Mereka mengantisipasi bahwa pengemudi akan menyembunyikan klakson dengan nada khusus yang disebut "telolet".
Pengemudi bus memenuhi permintaan anak-anak dengan cara yang menyenangkan. Namun, di sisi lain, kebiasaan 'om telolet om' ini dapat menyebabkan malapetaka, bahkan dapat mengakibatkan kematian.
Pada awalnya, fenomena ini dianggap sebagai bentuk hiburan biasa.
Setiap kali anak-anak dan remaja berhasil membuat sopir menutup klakson, mereka terlihat gembira.
Video aksi mereka menyebar dengan cepat, dan menjadi tren di banyak platform media sosial.
Namun, banyak orang khawatir tentang bahaya yang dapat ditimbulkan oleh kegiatan di balik kegembiraan ini.
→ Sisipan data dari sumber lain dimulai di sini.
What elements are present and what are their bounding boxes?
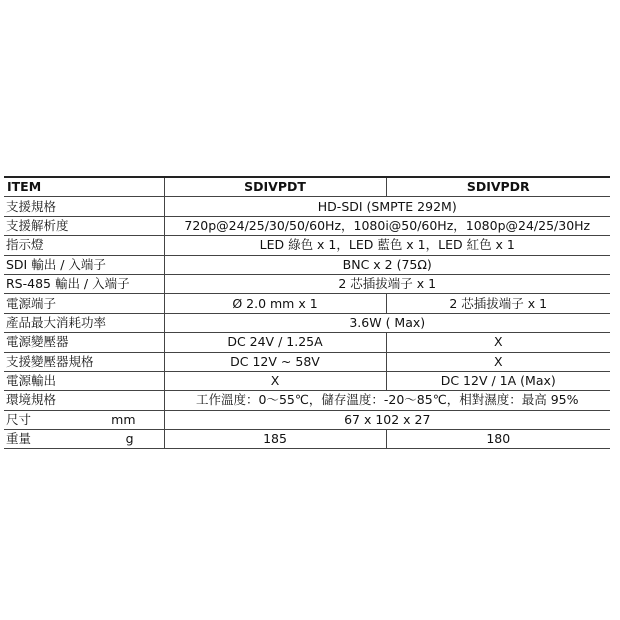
- table-row: [4, 197, 610, 216]
- row-value-shared: 3.6W ( Max): [164, 313, 610, 332]
- row-value-sdivpdr: DC 12V / 1A (Max): [386, 371, 610, 390]
- row-label-text: 尺寸: [6, 411, 32, 427]
- row-label-text: 重量: [6, 431, 32, 447]
- spec-table: [4, 176, 610, 449]
- table-row: [4, 294, 610, 313]
- header-sdivpdr: SDIVPDR: [386, 177, 610, 197]
- row-value-shared: HD-SDI (SMPTE 292M): [164, 197, 610, 216]
- row-unit: g: [125, 431, 134, 447]
- row-value-shared: 67 x 102 x 27: [164, 410, 610, 429]
- table-row: [4, 216, 610, 235]
- row-value-shared: BNC x 2 (75Ω): [164, 255, 610, 274]
- table-row: [4, 255, 610, 274]
- table-row: [4, 274, 610, 293]
- row-label: 產品最大消耗功率: [4, 313, 164, 332]
- row-value-sdivpdt: DC 24V / 1.25A: [164, 333, 386, 352]
- row-label: SDI 輸出 / 入端子: [4, 255, 164, 274]
- table-row: [4, 430, 610, 449]
- row-label: 指示燈: [4, 236, 164, 255]
- row-value-sdivpdt: 185: [164, 430, 386, 449]
- header-item: ITEM: [4, 177, 164, 197]
- table-row: [4, 352, 610, 371]
- table-row: [4, 391, 610, 410]
- row-value-sdivpdr: X: [386, 333, 610, 352]
- table-row: [4, 313, 610, 332]
- row-label: 環境規格: [4, 391, 164, 410]
- row-unit: mm: [111, 411, 136, 427]
- row-label: 電源變壓器: [4, 333, 164, 352]
- row-value-sdivpdr: X: [386, 352, 610, 371]
- row-label: [4, 410, 164, 429]
- row-value-shared: 2 芯插拔端子 x 1: [164, 274, 610, 293]
- row-value-shared: LED 綠色 x 1，LED 藍色 x 1，LED 紅色 x 1: [164, 236, 610, 255]
- row-value-sdivpdr: 180: [386, 430, 610, 449]
- table-row: [4, 333, 610, 352]
- header-sdivpdt: SDIVPDT: [164, 177, 386, 197]
- row-label: RS-485 輸出 / 入端子: [4, 274, 164, 293]
- spec-table-body: [4, 177, 610, 449]
- row-label: 支援解析度: [4, 216, 164, 235]
- row-label: [4, 430, 164, 449]
- row-label: 電源端子: [4, 294, 164, 313]
- row-value-shared: 720p@24/25/30/50/60Hz，1080i@50/60Hz，1080p@24/25/30Hz: [164, 216, 610, 235]
- row-label: 電源輸出: [4, 371, 164, 390]
- row-value-sdivpdt: Ø 2.0 mm x 1: [164, 294, 386, 313]
- row-label: 支援規格: [4, 197, 164, 216]
- table-header-row: [4, 177, 610, 197]
- row-value-sdivpdr: 2 芯插拔端子 x 1: [386, 294, 610, 313]
- table-row: [4, 236, 610, 255]
- row-value-sdivpdt: X: [164, 371, 386, 390]
- row-value-shared: 工作溫度：0～55℃，儲存溫度：-20～85℃，相對濕度：最高 95%: [164, 391, 610, 410]
- table-row: [4, 410, 610, 429]
- row-label: 支援變壓器規格: [4, 352, 164, 371]
- table-row: [4, 371, 610, 390]
- row-value-sdivpdt: DC 12V ~ 58V: [164, 352, 386, 371]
Pertama, risiko kecelakaan lalu lintas dapat meningkat jika anak-anak dan remaja berada di pinggir jalan yang ramai.
Permintaan untuk menyembunyikan klakson dapat mengganggu fokus pengemudi bus yang seharusnya berbicara tentang keselamatan berkendara.
Selain itu, bunyi klakson yang tiba-tiba dan berulang-ulang dapat menyebabkan kebisingan yang mengganggu pengendara lain.
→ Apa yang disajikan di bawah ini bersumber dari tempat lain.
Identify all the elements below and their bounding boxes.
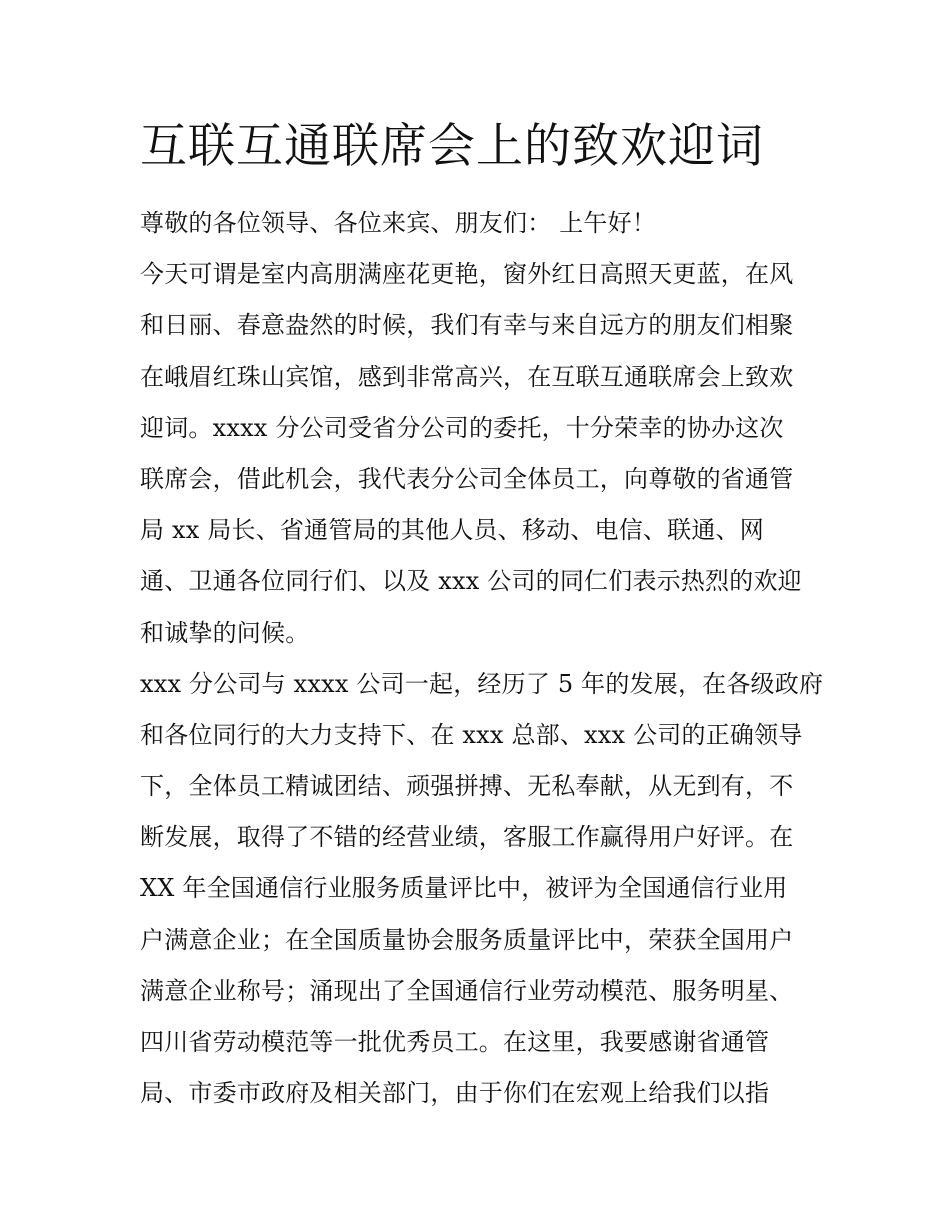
body-line: 通、卫通各位同行们、以及 xxx 公司的同仁们表示热烈的欢迎 (140, 567, 802, 596)
body-line: 尊敬的各位领导、各位来宾、朋友们： 上午好！ (140, 209, 657, 237)
body-line: 下，全体员工精诚团结、顽强拼搏、无私奉献，从无到有，不 (140, 772, 794, 801)
body-line: xxx 分公司与 xxxx 公司一起，经历了 5 年的发展，在各级政府 (140, 669, 824, 698)
body-line: 和诚挚的问候。 (140, 618, 310, 647)
body-line: XX 年全国通信行业服务质量评比中，被评为全国通信行业用 (140, 874, 788, 903)
body-line: 断发展，取得了不错的经营业绩，客服工作赢得用户好评。在 (140, 823, 794, 852)
body-line: 满意企业称号；涌现出了全国通信行业劳动模范、服务明星、 (140, 976, 794, 1005)
document-body (140, 202, 824, 1123)
body-line: 迎词。xxxx 分公司受省分公司的委托，十分荣幸的协办这次 (140, 413, 784, 442)
body-line: 在峨眉红珠山宾馆，感到非常高兴，在互联互通联席会上致欢 (140, 362, 794, 391)
body-line: 四川省劳动模范等一批优秀员工。在这里，我要感谢省通管 (140, 1028, 770, 1056)
body-line: 户满意企业；在全国质量协会服务质量评比中，荣获全国用户 (140, 925, 794, 954)
body-line: 今天可谓是室内高朋满座花更艳，窗外红日高照天更蓝，在风 (140, 260, 794, 289)
body-line: 和各位同行的大力支持下、在 xxx 总部、xxx 公司的正确领导 (140, 720, 803, 749)
body-line: 局、市委市政府及相关部门，由于你们在宏观上给我们以指 (140, 1079, 770, 1108)
document-title: 互联互通联席会上的致欢迎词 (140, 119, 764, 174)
body-line: 局 xx 局长、省通管局的其他人员、移动、电信、联通、网 (140, 516, 764, 545)
body-line: 联席会，借此机会，我代表分公司全体员工，向尊敬的省通管 (140, 464, 794, 493)
body-line: 和日丽、春意盎然的时候，我们有幸与来自远方的朋友们相聚 (140, 311, 794, 340)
Salah satu contohnya adalah kejadian yang baru-baru ini menimpa seorang anak berusia lima tahun di Banten pada hari Minggu, 17 Maret 2024, sekitar pukul 13.30 WIB.
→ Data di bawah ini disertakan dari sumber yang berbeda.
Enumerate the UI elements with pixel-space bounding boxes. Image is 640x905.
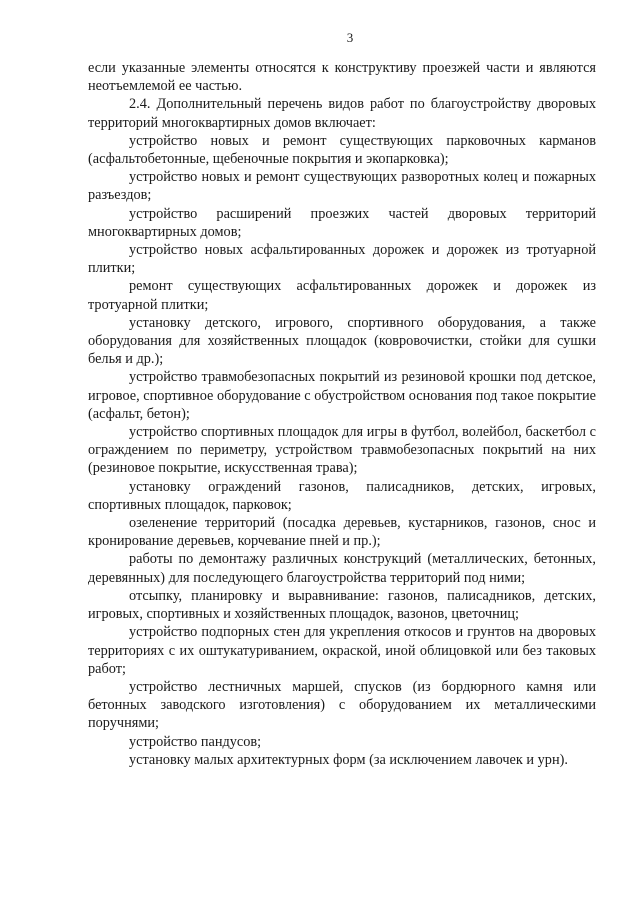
list-item-landscaping: озеленение территорий (посадка деревьев, кустарников, газонов, снос и кронирование деревьев, корчевание пней и пр.);	[88, 515, 596, 550]
document-body	[88, 59, 596, 769]
list-item-sports-grounds: устройство спортивных площадок для игры в футбол, волейбол, баскетбол с ограждением по периметру, устройством травмобезопасных покрытий на них (резиновое покрытие, искусственная трава);	[88, 424, 596, 477]
list-item-repair-paths: ремонт существующих асфальтированных дорожек и дорожек из тротуарной плитки;	[88, 278, 596, 313]
list-item-playground-equipment: установку детского, игрового, спортивного оборудования, а также оборудования для хозяйственных площадок (ковровочистки, стойки для сушки белья и др.);	[88, 314, 596, 368]
list-item-retaining-walls: устройство подпорных стен для укрепления откосов и грунтов на дворовых территориях с их оштукатуриванием, окраской, иной облицовкой или без таковых работ;	[88, 624, 596, 677]
list-item-safety-surfaces: устройство травмобезопасных покрытий из резиновой крошки под детское, игровое, спортивное оборудование с обустройством основания под такое покрытие (асфальт, бетон);	[88, 369, 596, 422]
list-item-ramps: устройство пандусов;	[129, 733, 262, 750]
list-item-leveling: отсыпку, планировку и выравнивание: газонов, палисадников, детских, игровых, спортивных и хозяйственных площадок, вазонов, цветочниц;	[88, 587, 596, 623]
list-item-demolition: работы по демонтажу различных конструкций (металлических, бетонных, деревянных) для последующего благоустройства территорий под ними;	[88, 551, 596, 586]
list-item-small-architectural-forms: установку малых архитектурных форм (за исключением лавочек и урн).	[129, 751, 568, 768]
paragraph-continuation: если указанные элементы относятся к конструктиву проезжей части и являются неотъемлемой ее частью.	[88, 60, 596, 95]
list-item-turning-rings: устройство новых и ремонт существующих разворотных колец и пожарных разъездов;	[88, 169, 596, 204]
list-item-parking-pockets: устройство новых и ремонт существующих парковочных карманов (асфальтобетонные, щебеночные покрытия и экопарковка);	[88, 132, 596, 168]
page-number: 3	[346, 30, 354, 45]
list-item-stairs: устройство лестничных маршей, спусков (из бордюрного камня или бетонных заводского изготовления) с оборудованием их металлическими поручнями;	[88, 678, 596, 732]
list-item-roadway-extension: устройство расширений проезжих частей дворовых территорий многоквартирных домов;	[88, 205, 596, 240]
list-item-new-paths: устройство новых асфальтированных дорожек и дорожек из тротуарной плитки;	[88, 242, 596, 277]
list-item-fencing: установку ограждений газонов, палисадников, детских, игровых, спортивных площадок, парковок;	[88, 478, 596, 513]
paragraph-section-2-4: 2.4. Дополнительный перечень видов работ по благоустройству дворовых территорий многоквартирных домов включает:	[88, 96, 596, 131]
Di jalur masuk dermaga eksekutif Pelabuhan Merak, Banten, bocah bernama Rendi tewas tertabrak bus.
Bocah tertabrak saat berlari di samping kiri bus saat meminta pengemudi membunyikan klakson "telolet". Karena itu, saatnya para orang tua memperhatikan dan mengawasi hobi anak-anaknya.
Sony Susmana, direktur Training Safety Defensive Consultant Indonesia (SDCI) menyatakan, bahwa perilaku anak-anak yang meminta pengemudi bus untuk menyembunyikan klakson telolet seolah-olah itu hal yang biasa, sebagai cara untuk menghibur.
Namun, ada risiko yang mengintai di balik itu.
Anak-anak tidak begitu sadar akan potensi bahaya yang ditimbulkannya, tetapi mereka juga tidak dapat mengendalikan emosi kesenangan mereka.
Oleh karena itu, jangan biarkan anak-anak menikmatinya sebagai hiburan. Karena jalan raya bukanlah tempat anak-anak bermain atau bersenang-senang.
Sony menyatakan bahwa dalam hal ini, peran orang tua sangat penting untuk mengajarkan anaknya.
Sebaliknya, perlu ditekankan bahwa pengemudi bus sering mengikuti permintaan anak-anak untuk membunyikan klakson telolet.
Pihak kepolisian dan pakar keselamatan lalu lintas telah memberikan peringatan kepada masyarakat tentang potensi risiko ini . Untuk menjaga keselamatan semua orang, mereka mengimbau agar hal-hal ini tidak dilakukan di jalan raya.